J.-D. V. : À long terme, probablement pas. Mais on n’en est pas à prédire ce que sera la démographie à long terme. Ce qui est sûr, c’est que les aspects démographiques doivent être pris en compte dans les études relatives à la biodiversité, et c’est de plus en plus le cas. Par exemple, en archéozoologie, nous poussons beaucoup pour introduire la démographie dans nos modèles, puisqu’elle a évidemment joué un rôle dans la domestication des animaux, par exemple.

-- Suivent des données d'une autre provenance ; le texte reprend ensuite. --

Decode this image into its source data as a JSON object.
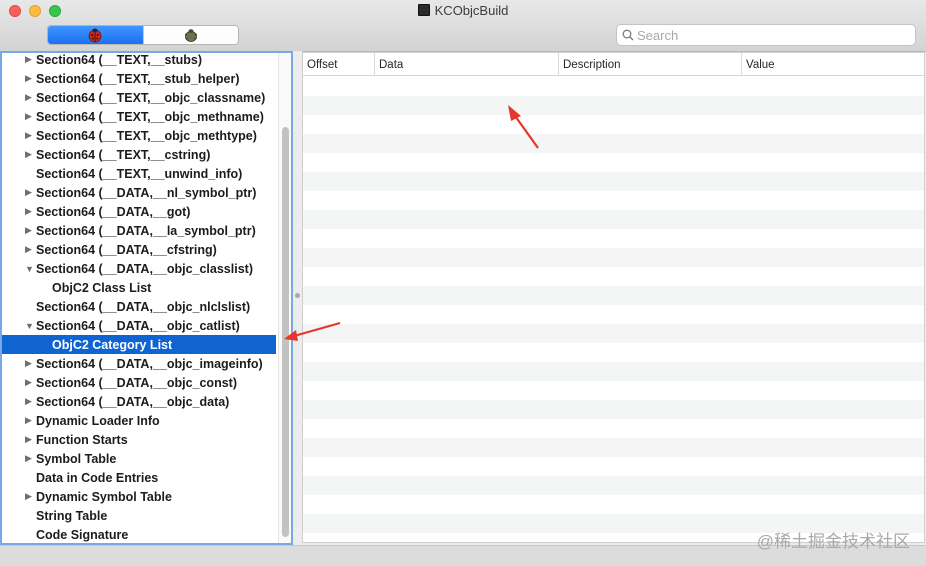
{
  "window": {
    "title": "KCObjcBuild"
  },
  "toolbar": {
    "segments": [
      {
        "name": "mach-o-view",
        "icon": "ladybug-icon"
      },
      {
        "name": "raw-view",
        "icon": "beetle-icon"
      }
    ],
    "search_placeholder": "Search"
  },
  "outline": {
    "items": [
      {
        "label": "Section64 (__TEXT,__stubs)",
        "depth": 1,
        "disclosure": "collapsed"
      },
      {
        "label": "Section64 (__TEXT,__stub_helper)",
        "depth": 1,
        "disclosure": "collapsed"
      },
      {
        "label": "Section64 (__TEXT,__objc_classname)",
        "depth": 1,
        "disclosure": "collapsed"
      },
      {
        "label": "Section64 (__TEXT,__objc_methname)",
        "depth": 1,
        "disclosure": "collapsed"
      },
      {
        "label": "Section64 (__TEXT,__objc_methtype)",
        "depth": 1,
        "disclosure": "collapsed"
      },
      {
        "label": "Section64 (__TEXT,__cstring)",
        "depth": 1,
        "disclosure": "collapsed"
      },
      {
        "label": "Section64 (__TEXT,__unwind_info)",
        "depth": 1,
        "disclosure": "none"
      },
      {
        "label": "Section64 (__DATA,__nl_symbol_ptr)",
        "depth": 1,
        "disclosure": "collapsed"
      },
      {
        "label": "Section64 (__DATA,__got)",
        "depth": 1,
        "disclosure": "collapsed"
      },
      {
        "label": "Section64 (__DATA,__la_symbol_ptr)",
        "depth": 1,
        "disclosure": "collapsed"
      },
      {
        "label": "Section64 (__DATA,__cfstring)",
        "depth": 1,
        "disclosure": "collapsed"
      },
      {
        "label": "Section64 (__DATA,__objc_classlist)",
        "depth": 1,
        "disclosure": "expanded"
      },
      {
        "label": "ObjC2 Class List",
        "depth": 2,
        "disclosure": "none"
      },
      {
        "label": "Section64 (__DATA,__objc_nlclslist)",
        "depth": 1,
        "disclosure": "none"
      },
      {
        "label": "Section64 (__DATA,__objc_catlist)",
        "depth": 1,
        "disclosure": "expanded"
      },
      {
        "label": "ObjC2 Category List",
        "depth": 2,
        "disclosure": "none",
        "selected": true
      },
      {
        "label": "Section64 (__DATA,__objc_imageinfo)",
        "depth": 1,
        "disclosure": "collapsed"
      },
      {
        "label": "Section64 (__DATA,__objc_const)",
        "depth": 1,
        "disclosure": "collapsed"
      },
      {
        "label": "Section64 (__DATA,__objc_data)",
        "depth": 1,
        "disclosure": "collapsed"
      },
      {
        "label": "Dynamic Loader Info",
        "depth": 1,
        "disclosure": "collapsed"
      },
      {
        "label": "Function Starts",
        "depth": 1,
        "disclosure": "collapsed"
      },
      {
        "label": "Symbol Table",
        "depth": 1,
        "disclosure": "collapsed"
      },
      {
        "label": "Data in Code Entries",
        "depth": 1,
        "disclosure": "none"
      },
      {
        "label": "Dynamic Symbol Table",
        "depth": 1,
        "disclosure": "collapsed"
      },
      {
        "label": "String Table",
        "depth": 1,
        "disclosure": "none"
      },
      {
        "label": "Code Signature",
        "depth": 1,
        "disclosure": "none"
      }
    ]
  },
  "table": {
    "columns": [
      "Offset",
      "Data",
      "Description",
      "Value"
    ],
    "rows": []
  },
  "watermark": "@稀土掘金技术社区",
  "colors": {
    "selection": "#0f64d2",
    "focus_ring": "#7aa7e6",
    "annotation_arrow": "#e8352b"
  }
}
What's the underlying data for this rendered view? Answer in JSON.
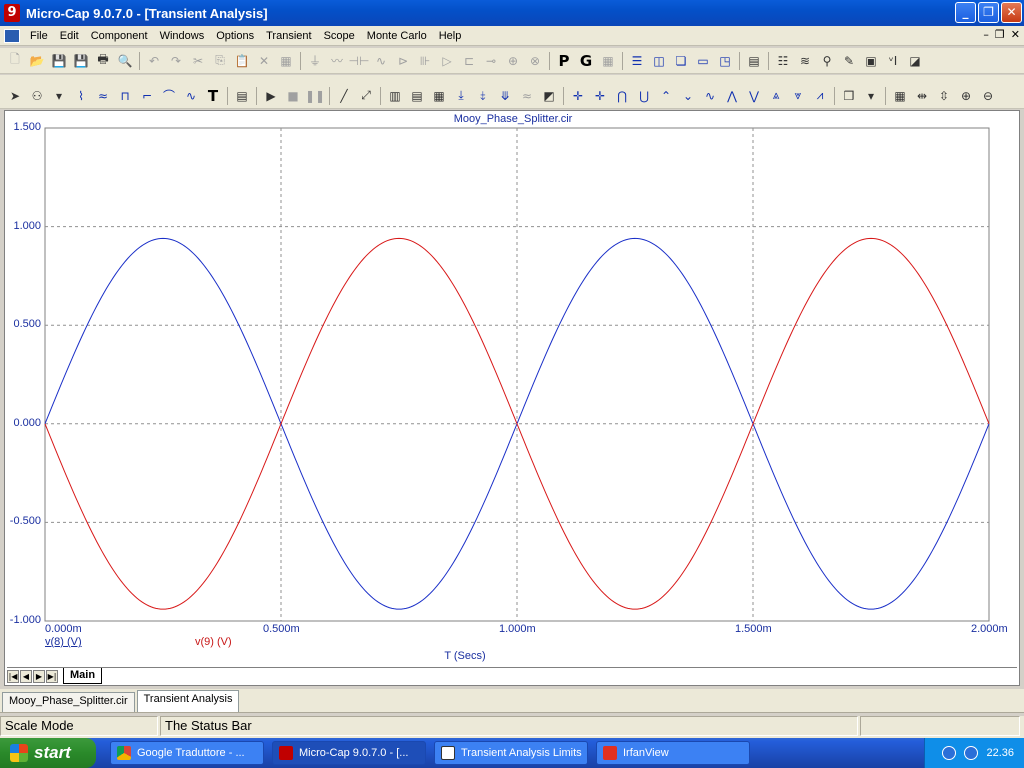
{
  "window": {
    "title": "Micro-Cap 9.0.7.0 - [Transient Analysis]",
    "app_icon_letter": "9"
  },
  "menu": {
    "items": [
      "File",
      "Edit",
      "Component",
      "Windows",
      "Options",
      "Transient",
      "Scope",
      "Monte Carlo",
      "Help"
    ]
  },
  "toolbar2": {
    "p_label": "P",
    "g_label": "G"
  },
  "chart_data": {
    "type": "line",
    "title": "Mooy_Phase_Splitter.cir",
    "xlabel": "T (Secs)",
    "ylabel": "",
    "xlim": [
      0,
      2.0
    ],
    "ylim": [
      -1.0,
      1.5
    ],
    "x_unit_note": "m",
    "x_ticks": [
      "0.000m",
      "0.500m",
      "1.000m",
      "1.500m",
      "2.000m"
    ],
    "y_ticks": [
      "1.500",
      "1.000",
      "0.500",
      "0.000",
      "-0.500",
      "-1.000"
    ],
    "grid": true,
    "series": [
      {
        "name": "v(8) (V)",
        "color": "#1a2fc8",
        "x": [
          0,
          0.125,
          0.25,
          0.375,
          0.5,
          0.625,
          0.75,
          0.875,
          1.0,
          1.125,
          1.25,
          1.375,
          1.5,
          1.625,
          1.75,
          1.875,
          2.0
        ],
        "y": [
          0,
          0.665,
          0.94,
          0.665,
          0,
          -0.665,
          -0.94,
          -0.665,
          0,
          0.665,
          0.94,
          0.665,
          0,
          -0.665,
          -0.94,
          -0.665,
          0
        ]
      },
      {
        "name": "v(9) (V)",
        "color": "#d81818",
        "x": [
          0,
          0.125,
          0.25,
          0.375,
          0.5,
          0.625,
          0.75,
          0.875,
          1.0,
          1.125,
          1.25,
          1.375,
          1.5,
          1.625,
          1.75,
          1.875,
          2.0
        ],
        "y": [
          0,
          -0.665,
          -0.94,
          -0.665,
          0,
          0.665,
          0.94,
          0.665,
          0,
          -0.665,
          -0.94,
          -0.665,
          0,
          0.665,
          0.94,
          0.665,
          0
        ]
      }
    ]
  },
  "tabs": {
    "main_tab": "Main"
  },
  "doc_tabs": [
    "Mooy_Phase_Splitter.cir",
    "Transient Analysis"
  ],
  "status": {
    "mode": "Scale Mode",
    "message": "The Status Bar"
  },
  "taskbar": {
    "start_label": "start",
    "items": [
      {
        "label": "Google Traduttore - ..."
      },
      {
        "label": "Micro-Cap 9.0.7.0 - [..."
      },
      {
        "label": "Transient Analysis Limits"
      },
      {
        "label": "IrfanView"
      }
    ],
    "clock": "22.36"
  }
}
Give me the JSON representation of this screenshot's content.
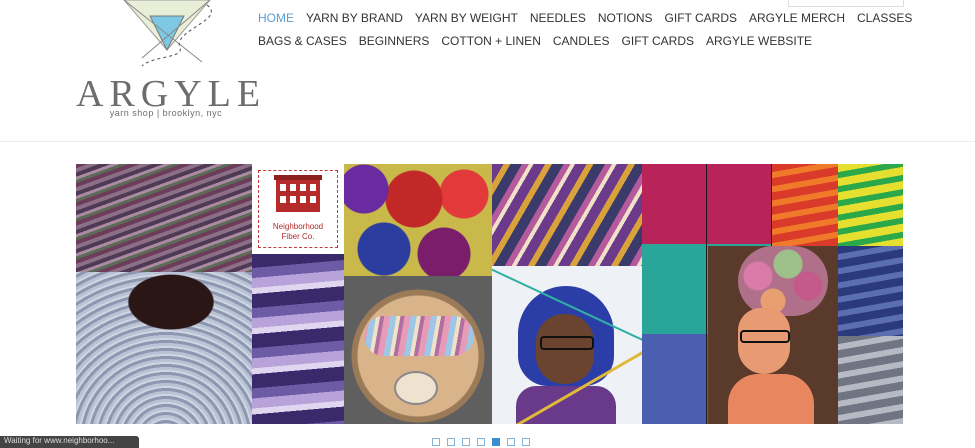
{
  "logo": {
    "word": "ARGYLE",
    "tagline": "yarn shop | brooklyn, nyc"
  },
  "search": {
    "placeholder": ""
  },
  "nav": {
    "row1": [
      "HOME",
      "YARN BY BRAND",
      "YARN BY WEIGHT",
      "NEEDLES",
      "NOTIONS",
      "GIFT CARDS",
      "ARGYLE MERCH",
      "CLASSES"
    ],
    "row2": [
      "BAGS & CASES",
      "BEGINNERS",
      "COTTON + LINEN",
      "CANDLES",
      "GIFT CARDS",
      "ARGYLE WEBSITE"
    ],
    "active": "HOME"
  },
  "collage": {
    "neighborhood_label_1": "Neighborhood",
    "neighborhood_label_2": "Fiber Co."
  },
  "slideshow": {
    "dot_count": 7,
    "active_index": 4
  },
  "statusbar": {
    "text": "Waiting for www.neighborhoo..."
  },
  "colors": {
    "accent": "#5b9bd5",
    "logo_gray": "#6d6d6d",
    "logo_blue": "#7ec8e3",
    "logo_cream": "#e9eed6"
  }
}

Plus généralement, l’écologie devrait intégrer pleinement les facteurs humains et sociaux (la démographie entre autres), dans la mesure où les milieux «naturels» sont en constante interaction avec les sociétés humaines. Cette prise en compte de la dimension humaine est encore trop faible dans la plupart des travaux actuels.
Il y avait jusqu’ici une tendance de l’écologie à se suffire à elle-même, un manque de prise de conscience des phénomènes humains et sociaux en général. Or on ne peut pas traiter les systèmes anthropisés uniquement avec les outils et concepts de la biologie et de l’écologie des milieux naturels. La convergence avec les sciences humaines et sociales est indispensable au futur de l’écologie en tant que science.